Por Lincoln Penna

Você diria a verdade ao povo dos Estados Unidos. Está certo. Mas sabe o que aconteceria, Wiesenthal? Ninguém acreditaria em você. Eles diriam que você está louco. Seriam até mesmo capazes de metê-lo num manicômio. Como pode alguém acreditar nessa horrível história, a menos que a tenha vivido? (Linhas finais do Post Scriptum do livro de Simon Wiesenthal, O Caçador de Nazistas, no diálogo inusitado com o cabo Merz da SS, pouco antes da chegada do Exército Vermelho em território alemão).

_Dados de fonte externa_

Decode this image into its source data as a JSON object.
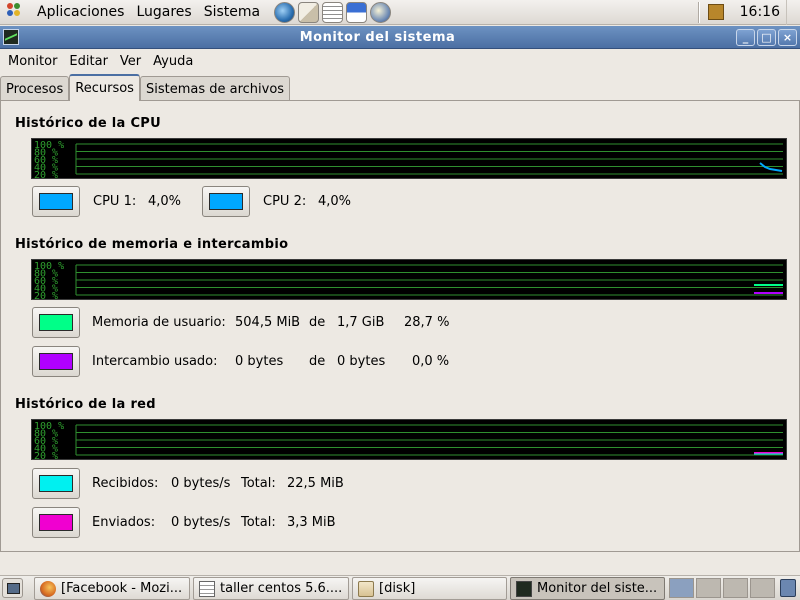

O tempo não passa impune. Ele deixa marcas, rastros, memórias que ao serem recolhidas e relembradas nos ajudam a entender as razões das coisas, mesmo daquelas horripilantes. As boas e más recordações fazem parte da vida das pessoas e das muitas comunidades e sociedades organizadas em torno de seus valores. Não há como se voltar apenas para o futuro se não estivermos seguros do nosso passado, razão pela qual ele é objeto de disputas quanto ao seu significado.

Assim como a escravidão nos atormenta até hoje em razão do longo tempo de existência e de suas sequelas, ou o nazismo na Alemanha com muito menos duração naquele país; mas de profundas feridas deixadas; ambas são marcas indeléveis que não podem ser apagadas. O desaparecimento desses casos não os torna meros registros do passado, pois o que passou nem sempre desaparece de nossa memória e por vezes de nossa cultura política impregnada de lampejos que não se apagam.

Lembro bem de um intelectual alemão que conheci na França, que vivera ainda muito jovem sob o regime nazista conseguindo auto exilar-se nos Estados Unidos. Dizia ele que se permanecesse em seu país naquele tempo ele certamente acabaria se tornando um adepto do regime, não consciente ou ideologicamente por pura adoção, mas porque a euforia ultranacionalista poderia tragá-lo como a muitos de seus contemporâneos.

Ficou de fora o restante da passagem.